O Clube dos Caçadores

Quando se fala na Porto Alegre boêmia e musical das primeiras décadas do século XX, o nome do cassino e cabaré Clube dos Caçadores aparece em praticamente todos os lugares. Sem dúvida um dos mais famosos e sofisticados centro de diversões noturnas da cidade que se modernizava, o Club dos Caçadores recebia desde a intelectualidade da província, em figuras como as dos escritores Augusto Meyer e Erico Veríssimo, passando por artistas como Francis Pelíchek até líderes políticos de vulto, como Osvaldo Aranha e Getúlio Vargas. Este famoso ‘centro de diversões’ noturnas era de propriedade de Luiz Alves de Castro, o famoso Capitão Lulu dos Caçadores e seu sócio português José Carvalho, e contava com excelente cozinha, os melhores músicos e cabaretiers brasileiros e estrangeiros. Segundo Erico Veríssimo, o Clube dos Caçadores contava até mesmo com uma barbearia para a boa apresentação dos cavalheiros[1].

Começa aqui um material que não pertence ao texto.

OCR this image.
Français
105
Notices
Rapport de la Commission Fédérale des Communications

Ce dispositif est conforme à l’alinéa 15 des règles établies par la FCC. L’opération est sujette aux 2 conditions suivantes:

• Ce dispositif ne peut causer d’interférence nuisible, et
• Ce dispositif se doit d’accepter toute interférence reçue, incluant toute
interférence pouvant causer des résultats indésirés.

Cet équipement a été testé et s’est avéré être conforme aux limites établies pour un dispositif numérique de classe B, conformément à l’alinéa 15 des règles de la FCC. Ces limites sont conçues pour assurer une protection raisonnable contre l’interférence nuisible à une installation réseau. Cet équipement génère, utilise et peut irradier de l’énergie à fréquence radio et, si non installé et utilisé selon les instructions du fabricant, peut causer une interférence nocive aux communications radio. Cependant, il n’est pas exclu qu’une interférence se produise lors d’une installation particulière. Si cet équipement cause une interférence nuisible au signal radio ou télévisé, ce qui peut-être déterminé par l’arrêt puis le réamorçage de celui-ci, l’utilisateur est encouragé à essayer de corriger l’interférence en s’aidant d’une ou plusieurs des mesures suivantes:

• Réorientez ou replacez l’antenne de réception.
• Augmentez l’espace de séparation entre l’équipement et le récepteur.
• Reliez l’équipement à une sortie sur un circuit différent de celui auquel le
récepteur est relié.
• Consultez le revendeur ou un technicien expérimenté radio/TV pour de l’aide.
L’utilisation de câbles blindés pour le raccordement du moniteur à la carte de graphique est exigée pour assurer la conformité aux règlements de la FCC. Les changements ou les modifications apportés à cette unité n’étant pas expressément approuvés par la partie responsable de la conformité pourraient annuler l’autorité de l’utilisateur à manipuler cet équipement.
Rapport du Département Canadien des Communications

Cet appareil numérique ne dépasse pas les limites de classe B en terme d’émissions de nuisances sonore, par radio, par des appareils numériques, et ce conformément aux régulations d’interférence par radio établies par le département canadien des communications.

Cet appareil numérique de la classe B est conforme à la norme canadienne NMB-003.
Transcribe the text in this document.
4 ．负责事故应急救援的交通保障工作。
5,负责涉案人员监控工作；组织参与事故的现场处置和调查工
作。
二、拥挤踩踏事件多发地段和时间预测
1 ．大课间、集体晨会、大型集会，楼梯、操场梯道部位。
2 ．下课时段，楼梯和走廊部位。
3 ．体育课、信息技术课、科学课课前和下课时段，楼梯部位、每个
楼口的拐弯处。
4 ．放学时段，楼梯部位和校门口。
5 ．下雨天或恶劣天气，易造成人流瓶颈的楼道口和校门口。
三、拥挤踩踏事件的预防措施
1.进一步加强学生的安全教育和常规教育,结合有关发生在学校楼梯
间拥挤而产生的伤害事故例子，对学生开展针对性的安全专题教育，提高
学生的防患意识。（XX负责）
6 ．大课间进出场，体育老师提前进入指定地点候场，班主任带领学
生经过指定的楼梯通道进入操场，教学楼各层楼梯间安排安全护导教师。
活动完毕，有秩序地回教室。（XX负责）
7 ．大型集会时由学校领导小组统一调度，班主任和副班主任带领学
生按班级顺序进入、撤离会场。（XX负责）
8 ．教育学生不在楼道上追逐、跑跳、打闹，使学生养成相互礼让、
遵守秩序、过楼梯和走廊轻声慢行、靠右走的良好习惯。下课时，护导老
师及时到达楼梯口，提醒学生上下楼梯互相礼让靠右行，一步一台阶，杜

De fato, o Clube dos Caçadores era talhado para ser um lugar de convívio para o público masculino dentro da cidade moderna: da pressa e da intensidade do trabalho quotidiano os homens elegantes encontravam-se para relaxar num ambiente requintado, feito à imagem de seus congêneres parisienses. Essa vida noturna é uma das marcas inequívocas do processo de modernização por que passava Porto Alegre nos anos 1910 e 1920, ao lado do surgimento dos bondes elétricos, dos cinemas e a expansão de formas de comunicação de massa como a imprensa e, depois, o rádio. De certa forma, o cabaré é visto como uma marca de civilização à européia, especialmente na forma das prostitutas que o frequentavam:

“Graças a essas cortesãs […], graças a estas competentes profissionais os nossos estancieiros estão aprendendo boas maneiras. Em vez de cerveja, doutor, em vez de cerveja já bebem champanha, Cointreau, Beneditino. Já comem caviar e patê foie gras em vez do consagrado bife com ovos e batatinhas fritas. Já sabem segurar o garfo e a faca e não amarram mais guardanapos no pescoço […]. Os nossos casca-grossas até já beijam as mãos das damas. Civilizam-se, […] civilizam-se os guascas!”[2]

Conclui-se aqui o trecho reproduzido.